30. What comes out of a DNA test, as the main product, is the paternity of the child, which is subjected to a test. Incidentally, the adulterous conduct of the wife also stands established, as a by-product, through the very same process. To say that the wife should allow the child to undergo the DNA test, to enable the husband to have the benefit of both the product and the byproduct or in the alternative the wife should allow the husband to have the benefit of the by-product by invoking Section 114, if she chooses not to subject the child to DNA test, is really to leave the choice between the devil and the deep sea to the wife.
31. In fact, in cases of this nature the Court must bear in mind that Section 114 uses only the word “may” and not the word “shall”. Therefore, the constraints articulated in the exposition to Illustration (h) under Section 114 may dissuade the Court not to presume at all.

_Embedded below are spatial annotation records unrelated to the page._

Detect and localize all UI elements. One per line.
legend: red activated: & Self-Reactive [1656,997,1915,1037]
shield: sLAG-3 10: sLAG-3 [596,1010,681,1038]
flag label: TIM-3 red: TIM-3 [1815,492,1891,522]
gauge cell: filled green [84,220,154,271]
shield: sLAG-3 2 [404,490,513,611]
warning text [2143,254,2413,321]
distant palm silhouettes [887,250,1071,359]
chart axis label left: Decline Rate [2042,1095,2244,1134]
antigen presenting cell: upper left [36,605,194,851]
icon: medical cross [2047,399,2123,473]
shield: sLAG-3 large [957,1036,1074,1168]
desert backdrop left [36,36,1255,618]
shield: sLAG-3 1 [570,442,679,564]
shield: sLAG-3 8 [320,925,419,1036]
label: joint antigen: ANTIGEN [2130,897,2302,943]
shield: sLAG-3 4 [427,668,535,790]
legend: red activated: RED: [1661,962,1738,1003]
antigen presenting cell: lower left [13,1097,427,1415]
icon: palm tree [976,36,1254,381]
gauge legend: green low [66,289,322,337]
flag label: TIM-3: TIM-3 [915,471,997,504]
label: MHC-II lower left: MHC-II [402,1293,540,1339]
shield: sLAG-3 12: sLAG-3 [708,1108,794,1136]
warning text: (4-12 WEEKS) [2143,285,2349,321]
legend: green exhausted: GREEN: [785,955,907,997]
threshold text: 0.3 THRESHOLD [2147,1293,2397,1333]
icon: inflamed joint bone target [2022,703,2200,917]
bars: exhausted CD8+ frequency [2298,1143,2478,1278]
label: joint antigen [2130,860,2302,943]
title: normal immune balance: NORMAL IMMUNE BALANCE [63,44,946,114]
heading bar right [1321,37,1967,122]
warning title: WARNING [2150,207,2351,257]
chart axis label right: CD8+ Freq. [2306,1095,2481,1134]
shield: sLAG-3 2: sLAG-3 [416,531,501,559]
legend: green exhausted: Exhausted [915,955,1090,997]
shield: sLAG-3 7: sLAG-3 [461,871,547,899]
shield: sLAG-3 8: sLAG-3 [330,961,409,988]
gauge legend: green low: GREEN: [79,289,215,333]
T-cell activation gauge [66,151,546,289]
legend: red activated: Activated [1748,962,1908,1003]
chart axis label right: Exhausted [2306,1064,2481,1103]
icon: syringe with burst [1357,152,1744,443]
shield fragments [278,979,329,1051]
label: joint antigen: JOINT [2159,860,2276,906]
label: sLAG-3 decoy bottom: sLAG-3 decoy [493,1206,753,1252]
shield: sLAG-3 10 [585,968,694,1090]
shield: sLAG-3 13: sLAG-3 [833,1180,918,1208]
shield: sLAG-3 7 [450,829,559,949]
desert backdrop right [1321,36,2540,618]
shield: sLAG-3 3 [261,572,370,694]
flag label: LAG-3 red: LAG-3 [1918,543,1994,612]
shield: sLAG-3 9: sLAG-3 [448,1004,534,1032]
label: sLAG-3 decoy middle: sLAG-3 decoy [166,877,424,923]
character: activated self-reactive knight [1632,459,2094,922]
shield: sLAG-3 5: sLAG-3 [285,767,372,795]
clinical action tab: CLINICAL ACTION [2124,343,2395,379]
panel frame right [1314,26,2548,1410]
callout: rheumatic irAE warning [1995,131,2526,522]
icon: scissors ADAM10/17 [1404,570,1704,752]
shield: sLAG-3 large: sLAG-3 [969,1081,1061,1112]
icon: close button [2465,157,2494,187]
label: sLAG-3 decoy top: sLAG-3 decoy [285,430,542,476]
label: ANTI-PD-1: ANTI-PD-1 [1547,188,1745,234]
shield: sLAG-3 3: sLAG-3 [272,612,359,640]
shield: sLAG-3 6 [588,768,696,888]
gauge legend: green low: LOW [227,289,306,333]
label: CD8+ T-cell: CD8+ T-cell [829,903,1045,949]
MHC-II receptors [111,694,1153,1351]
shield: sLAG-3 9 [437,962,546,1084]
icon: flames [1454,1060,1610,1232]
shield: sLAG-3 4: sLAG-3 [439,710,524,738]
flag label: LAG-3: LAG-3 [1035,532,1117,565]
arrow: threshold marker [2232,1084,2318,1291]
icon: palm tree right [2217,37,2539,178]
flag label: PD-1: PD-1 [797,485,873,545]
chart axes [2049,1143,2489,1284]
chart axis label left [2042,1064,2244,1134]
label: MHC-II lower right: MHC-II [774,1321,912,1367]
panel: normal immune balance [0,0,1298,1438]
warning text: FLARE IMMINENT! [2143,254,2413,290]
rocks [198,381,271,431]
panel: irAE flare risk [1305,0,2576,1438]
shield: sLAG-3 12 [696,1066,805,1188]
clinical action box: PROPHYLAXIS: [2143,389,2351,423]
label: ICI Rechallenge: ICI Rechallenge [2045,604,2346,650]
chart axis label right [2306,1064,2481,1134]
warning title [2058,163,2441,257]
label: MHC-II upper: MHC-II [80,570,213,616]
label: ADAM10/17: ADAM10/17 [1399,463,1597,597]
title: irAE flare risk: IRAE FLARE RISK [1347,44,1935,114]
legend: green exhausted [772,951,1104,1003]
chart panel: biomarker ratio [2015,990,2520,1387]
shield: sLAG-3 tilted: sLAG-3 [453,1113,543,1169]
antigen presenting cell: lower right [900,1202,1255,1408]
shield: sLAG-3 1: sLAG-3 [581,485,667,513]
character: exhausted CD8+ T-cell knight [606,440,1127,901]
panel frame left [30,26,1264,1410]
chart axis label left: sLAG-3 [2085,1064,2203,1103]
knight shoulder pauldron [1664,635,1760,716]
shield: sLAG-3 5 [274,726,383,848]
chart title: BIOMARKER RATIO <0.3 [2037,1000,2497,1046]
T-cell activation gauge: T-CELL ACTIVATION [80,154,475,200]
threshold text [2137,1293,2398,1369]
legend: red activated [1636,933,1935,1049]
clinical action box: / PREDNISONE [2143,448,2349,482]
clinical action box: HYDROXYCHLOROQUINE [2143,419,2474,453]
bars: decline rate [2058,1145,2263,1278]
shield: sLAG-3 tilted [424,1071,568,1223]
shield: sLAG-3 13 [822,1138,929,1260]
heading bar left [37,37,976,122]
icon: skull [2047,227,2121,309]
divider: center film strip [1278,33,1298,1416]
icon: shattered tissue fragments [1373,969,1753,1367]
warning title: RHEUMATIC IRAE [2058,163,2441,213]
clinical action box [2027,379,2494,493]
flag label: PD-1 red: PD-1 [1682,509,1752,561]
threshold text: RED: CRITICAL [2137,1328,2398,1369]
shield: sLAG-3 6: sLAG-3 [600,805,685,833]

32. Hence, we reject the contention of the respondent that what is sought to be invoked is only Section 114(h) and not Section 112.
Whose rights, are to tilt the balance in the scales of justice?
33. As rightly contended by Shri Huzefa Ahmadi, learned senior counsel for the appellant, the question as to whether a DNA test should be permitted on the child, is to be analysed through the prism of the child and not through the prism of the parents. The child cannot be used as a pawn to show that the mother of the child was living in adultery. It is always open to the respondenthusband to prove by other evidence, the adulterous conduct of the wife, but the child’s right to identity should not be allowed to be sacrificed.
34. It is contended by Mr. Kapil Sibal, learned senior counsel for the respondent that after all the endeavour of every Court should be to find the truth and that every party to a litigation is entitled to produce the best evidence. Enabling the party to produce the best of evidence, is part and parcel of right to fair trial. Therefore, it is contended by learned senior counsel that the refusal to subject the child to DNA test would infringe upon the respondent’s right to fair trial. To buttress the contention that the right to privacy of an individual must yield to the right to fair trial of another, reliance is placed upon the decision of this Court in Sahara India Real Estate Corporation Limited & Ors. vs. Securities and Exchange Board of India & Anr.4.
35. Attractive as it may seem at first blush, the said argument does not carry any legal weight. The lis in these cases is between the parties to a marriage. The lis is not between one of the parties to the marriage and the child whose paternity is questioned. To enable one of the parties to the marriage to have the benefit of fair trial, the Court cannot sacrifice the rights and best interests of a third party to the lis, namely, the child.
36. Therefore, I concur wholeheartedly with my learned sister that the Family Court as well as the High Court were wrong in allowing the application of the respondent for subjecting the child to DNA test. Therefore, the appeal deserves to be allowed and accordingly it is allowed. However, this shall not preclude the respondent-husband from leading any other evidence to establish the allegations made by him against the appellant in the petition for divorce.